Too many children are overdosing on the common over-the-counter painkiller acetaminophen, report Canadian doctors, who say more must be done to prevent the errors.
"Acetaminophen overdose is a major cause of acute liver failure and is the most common identifiable cause of acute liver failure in children," write Dr. Rod Lim from the Children's Hospital at London Health Sciences Centres and his co-authors in the Canadian Medical Association Journal.
Lim says acetaminophen -- which is often sold as Tylenol as well as generically -- can lead to liver failure and death in a number of ways, including a one-time overdose or through repeated too-high doses.
They say accidental overdoses are often the result of parents who fail to understand proper dosage instructions.
The authors cite the case of a 22-day-old baby who had just had a circumcision. The parents misunderstood the correct dose, and when the doctor instructed the parents on how to give another dose, they realized the error they had already made.
The child survived because doctors were able to give him N-acetylcysteine, the standard intravenous treatment for liver toxicity related to acetaminophen overdoses.
The treatment is usually successful if started within eight hours after ingesting the drug. In this case, the child recovered within about 24 hours after the overdose.
A report from the U.S. poison control centre and the American Academy of Pediatrics, which analyzed 238 instances of serious medication errors in children under age six, found that acetaminophen overdose was the most common single agent responsible for a life-threatening event or death.
The CMAJ article notes that medication dosing in children can be complicated because of the need to adjust it based on the child's weight.

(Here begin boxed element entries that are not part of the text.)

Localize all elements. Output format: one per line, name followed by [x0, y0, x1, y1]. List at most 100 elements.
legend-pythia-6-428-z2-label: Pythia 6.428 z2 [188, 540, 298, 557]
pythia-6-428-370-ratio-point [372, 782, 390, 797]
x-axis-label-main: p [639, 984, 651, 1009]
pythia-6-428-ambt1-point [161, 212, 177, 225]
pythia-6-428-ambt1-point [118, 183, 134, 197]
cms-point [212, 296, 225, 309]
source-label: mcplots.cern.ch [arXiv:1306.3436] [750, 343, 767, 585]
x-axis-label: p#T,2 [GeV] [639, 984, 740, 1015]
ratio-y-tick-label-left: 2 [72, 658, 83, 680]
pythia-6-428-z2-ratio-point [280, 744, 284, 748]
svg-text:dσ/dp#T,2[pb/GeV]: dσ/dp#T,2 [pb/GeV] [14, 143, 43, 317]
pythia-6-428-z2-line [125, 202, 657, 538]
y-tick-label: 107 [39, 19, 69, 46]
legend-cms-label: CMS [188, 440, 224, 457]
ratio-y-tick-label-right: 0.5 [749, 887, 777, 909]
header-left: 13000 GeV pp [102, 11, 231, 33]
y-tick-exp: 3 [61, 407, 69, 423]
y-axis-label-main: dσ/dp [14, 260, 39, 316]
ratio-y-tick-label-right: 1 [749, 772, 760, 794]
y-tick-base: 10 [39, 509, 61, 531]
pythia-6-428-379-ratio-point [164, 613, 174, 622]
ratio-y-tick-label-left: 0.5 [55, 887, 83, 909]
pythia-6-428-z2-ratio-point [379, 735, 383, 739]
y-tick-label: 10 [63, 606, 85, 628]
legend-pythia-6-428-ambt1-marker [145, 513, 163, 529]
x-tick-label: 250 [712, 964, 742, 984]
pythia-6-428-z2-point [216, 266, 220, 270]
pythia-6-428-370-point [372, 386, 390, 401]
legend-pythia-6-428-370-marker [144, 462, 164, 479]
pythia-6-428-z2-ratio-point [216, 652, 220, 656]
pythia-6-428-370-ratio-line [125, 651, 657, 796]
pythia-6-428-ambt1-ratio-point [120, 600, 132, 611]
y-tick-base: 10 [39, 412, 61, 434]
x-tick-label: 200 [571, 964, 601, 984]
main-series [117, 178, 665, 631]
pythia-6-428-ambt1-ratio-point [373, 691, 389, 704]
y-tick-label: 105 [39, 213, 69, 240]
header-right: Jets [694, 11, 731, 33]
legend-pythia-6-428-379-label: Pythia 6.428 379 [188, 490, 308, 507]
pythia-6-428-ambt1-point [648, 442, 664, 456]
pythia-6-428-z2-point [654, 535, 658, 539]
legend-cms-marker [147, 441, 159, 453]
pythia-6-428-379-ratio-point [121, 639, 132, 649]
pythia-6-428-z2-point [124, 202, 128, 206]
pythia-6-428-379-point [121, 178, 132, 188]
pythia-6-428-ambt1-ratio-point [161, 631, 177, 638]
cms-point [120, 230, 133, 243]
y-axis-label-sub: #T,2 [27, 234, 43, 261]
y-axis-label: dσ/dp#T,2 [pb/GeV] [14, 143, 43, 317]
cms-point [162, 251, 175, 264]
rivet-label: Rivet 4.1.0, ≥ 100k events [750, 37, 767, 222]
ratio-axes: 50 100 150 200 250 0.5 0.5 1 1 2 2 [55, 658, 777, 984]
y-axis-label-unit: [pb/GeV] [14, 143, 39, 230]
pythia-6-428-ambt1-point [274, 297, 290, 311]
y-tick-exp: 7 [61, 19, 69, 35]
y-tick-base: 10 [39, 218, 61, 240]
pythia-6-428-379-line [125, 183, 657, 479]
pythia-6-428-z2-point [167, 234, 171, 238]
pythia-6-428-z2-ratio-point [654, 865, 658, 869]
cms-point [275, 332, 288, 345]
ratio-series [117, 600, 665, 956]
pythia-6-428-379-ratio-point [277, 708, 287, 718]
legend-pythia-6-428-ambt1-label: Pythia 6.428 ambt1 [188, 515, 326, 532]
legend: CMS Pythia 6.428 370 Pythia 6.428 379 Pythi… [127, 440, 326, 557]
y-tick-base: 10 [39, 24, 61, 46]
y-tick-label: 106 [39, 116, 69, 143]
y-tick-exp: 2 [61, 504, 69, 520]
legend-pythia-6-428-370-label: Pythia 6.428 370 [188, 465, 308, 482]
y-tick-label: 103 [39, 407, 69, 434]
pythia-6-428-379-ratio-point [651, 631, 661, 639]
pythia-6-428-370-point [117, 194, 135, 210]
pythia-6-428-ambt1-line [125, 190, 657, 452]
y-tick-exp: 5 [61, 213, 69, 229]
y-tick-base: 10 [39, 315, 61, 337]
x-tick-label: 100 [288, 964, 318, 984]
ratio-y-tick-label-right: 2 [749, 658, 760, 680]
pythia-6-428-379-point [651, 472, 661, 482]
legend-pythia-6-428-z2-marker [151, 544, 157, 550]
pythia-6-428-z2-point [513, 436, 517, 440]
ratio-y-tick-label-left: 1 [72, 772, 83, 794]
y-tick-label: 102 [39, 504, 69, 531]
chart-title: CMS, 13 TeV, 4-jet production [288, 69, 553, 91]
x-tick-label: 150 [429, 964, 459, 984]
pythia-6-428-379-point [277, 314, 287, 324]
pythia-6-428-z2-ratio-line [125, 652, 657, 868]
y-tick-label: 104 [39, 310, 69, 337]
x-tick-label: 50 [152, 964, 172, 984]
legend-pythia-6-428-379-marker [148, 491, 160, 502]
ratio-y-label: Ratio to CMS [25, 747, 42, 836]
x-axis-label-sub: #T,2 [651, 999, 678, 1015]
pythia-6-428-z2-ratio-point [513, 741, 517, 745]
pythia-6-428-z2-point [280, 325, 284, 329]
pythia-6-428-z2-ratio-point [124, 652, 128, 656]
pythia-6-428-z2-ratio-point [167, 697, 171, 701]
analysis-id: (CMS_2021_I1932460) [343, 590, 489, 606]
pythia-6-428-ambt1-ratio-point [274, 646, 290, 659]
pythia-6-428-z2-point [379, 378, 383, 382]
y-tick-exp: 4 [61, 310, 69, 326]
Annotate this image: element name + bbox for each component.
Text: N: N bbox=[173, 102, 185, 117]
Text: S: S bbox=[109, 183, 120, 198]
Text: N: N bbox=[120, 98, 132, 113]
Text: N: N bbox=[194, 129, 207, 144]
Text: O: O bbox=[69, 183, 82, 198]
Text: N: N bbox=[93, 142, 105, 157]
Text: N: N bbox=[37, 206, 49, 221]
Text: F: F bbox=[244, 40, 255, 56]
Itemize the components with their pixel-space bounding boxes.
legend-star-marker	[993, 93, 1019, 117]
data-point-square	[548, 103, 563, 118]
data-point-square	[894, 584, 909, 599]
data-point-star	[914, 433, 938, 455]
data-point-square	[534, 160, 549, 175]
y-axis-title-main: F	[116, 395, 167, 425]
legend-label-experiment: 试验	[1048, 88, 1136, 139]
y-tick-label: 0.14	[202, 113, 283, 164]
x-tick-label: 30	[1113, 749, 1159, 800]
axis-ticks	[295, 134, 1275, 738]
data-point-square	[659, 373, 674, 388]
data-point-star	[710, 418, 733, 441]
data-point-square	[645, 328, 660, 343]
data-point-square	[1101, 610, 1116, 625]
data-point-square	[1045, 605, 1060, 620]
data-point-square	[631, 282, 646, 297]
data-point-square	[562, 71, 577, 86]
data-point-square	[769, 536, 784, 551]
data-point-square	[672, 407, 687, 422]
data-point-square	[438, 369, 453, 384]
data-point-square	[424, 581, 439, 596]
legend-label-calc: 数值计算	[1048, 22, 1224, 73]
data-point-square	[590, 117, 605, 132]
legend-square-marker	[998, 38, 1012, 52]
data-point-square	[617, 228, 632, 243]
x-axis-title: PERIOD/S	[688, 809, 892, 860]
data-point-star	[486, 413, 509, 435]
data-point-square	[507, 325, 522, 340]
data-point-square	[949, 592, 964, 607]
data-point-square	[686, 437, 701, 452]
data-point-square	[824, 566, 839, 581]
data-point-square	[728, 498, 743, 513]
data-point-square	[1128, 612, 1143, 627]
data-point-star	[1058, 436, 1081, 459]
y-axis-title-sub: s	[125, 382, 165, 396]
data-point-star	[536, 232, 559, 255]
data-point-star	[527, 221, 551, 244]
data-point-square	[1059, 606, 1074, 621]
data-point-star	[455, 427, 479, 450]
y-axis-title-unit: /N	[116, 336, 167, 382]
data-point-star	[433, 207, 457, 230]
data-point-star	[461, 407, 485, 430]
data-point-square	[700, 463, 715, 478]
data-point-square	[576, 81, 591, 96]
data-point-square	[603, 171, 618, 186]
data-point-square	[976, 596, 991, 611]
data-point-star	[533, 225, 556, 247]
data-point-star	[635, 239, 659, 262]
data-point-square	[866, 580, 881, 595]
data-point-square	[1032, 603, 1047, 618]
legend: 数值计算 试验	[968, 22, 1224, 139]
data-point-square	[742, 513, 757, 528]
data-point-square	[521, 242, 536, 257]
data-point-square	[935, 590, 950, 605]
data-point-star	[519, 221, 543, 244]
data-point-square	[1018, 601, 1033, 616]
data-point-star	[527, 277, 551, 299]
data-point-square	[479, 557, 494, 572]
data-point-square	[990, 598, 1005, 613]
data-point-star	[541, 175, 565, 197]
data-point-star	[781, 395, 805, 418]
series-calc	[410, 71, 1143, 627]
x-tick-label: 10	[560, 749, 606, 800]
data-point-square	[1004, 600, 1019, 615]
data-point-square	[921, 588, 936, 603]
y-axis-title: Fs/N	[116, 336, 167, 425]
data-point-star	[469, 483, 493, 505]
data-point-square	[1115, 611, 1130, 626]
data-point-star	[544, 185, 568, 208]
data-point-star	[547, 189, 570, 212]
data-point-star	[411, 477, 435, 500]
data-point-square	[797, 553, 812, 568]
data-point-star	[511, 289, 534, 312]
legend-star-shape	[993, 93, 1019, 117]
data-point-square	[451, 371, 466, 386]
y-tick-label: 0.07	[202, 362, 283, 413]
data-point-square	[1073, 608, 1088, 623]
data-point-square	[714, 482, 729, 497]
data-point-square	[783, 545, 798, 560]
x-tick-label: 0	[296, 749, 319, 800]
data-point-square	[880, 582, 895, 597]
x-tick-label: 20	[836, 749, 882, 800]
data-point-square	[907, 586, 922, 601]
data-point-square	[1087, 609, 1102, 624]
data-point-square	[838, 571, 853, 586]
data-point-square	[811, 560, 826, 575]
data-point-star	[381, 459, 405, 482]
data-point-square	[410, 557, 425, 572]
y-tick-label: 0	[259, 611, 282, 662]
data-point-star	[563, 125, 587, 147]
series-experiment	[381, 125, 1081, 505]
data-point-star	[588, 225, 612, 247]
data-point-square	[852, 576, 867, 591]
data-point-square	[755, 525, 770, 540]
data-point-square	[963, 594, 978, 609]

They have a number of suggestions for preventing these avoidable and life-threatening errors, including:
- better labelling and dosing information
- improved dosing devices
- placing acetaminophen behind the counter to ensure that a pharmacist can counsel parents on correct dosing.
The authors write that while physicians and pharmacists should continue to educate caregivers about proper dosage, "…error reduction on a large scale requires systems-based interventions and prevention."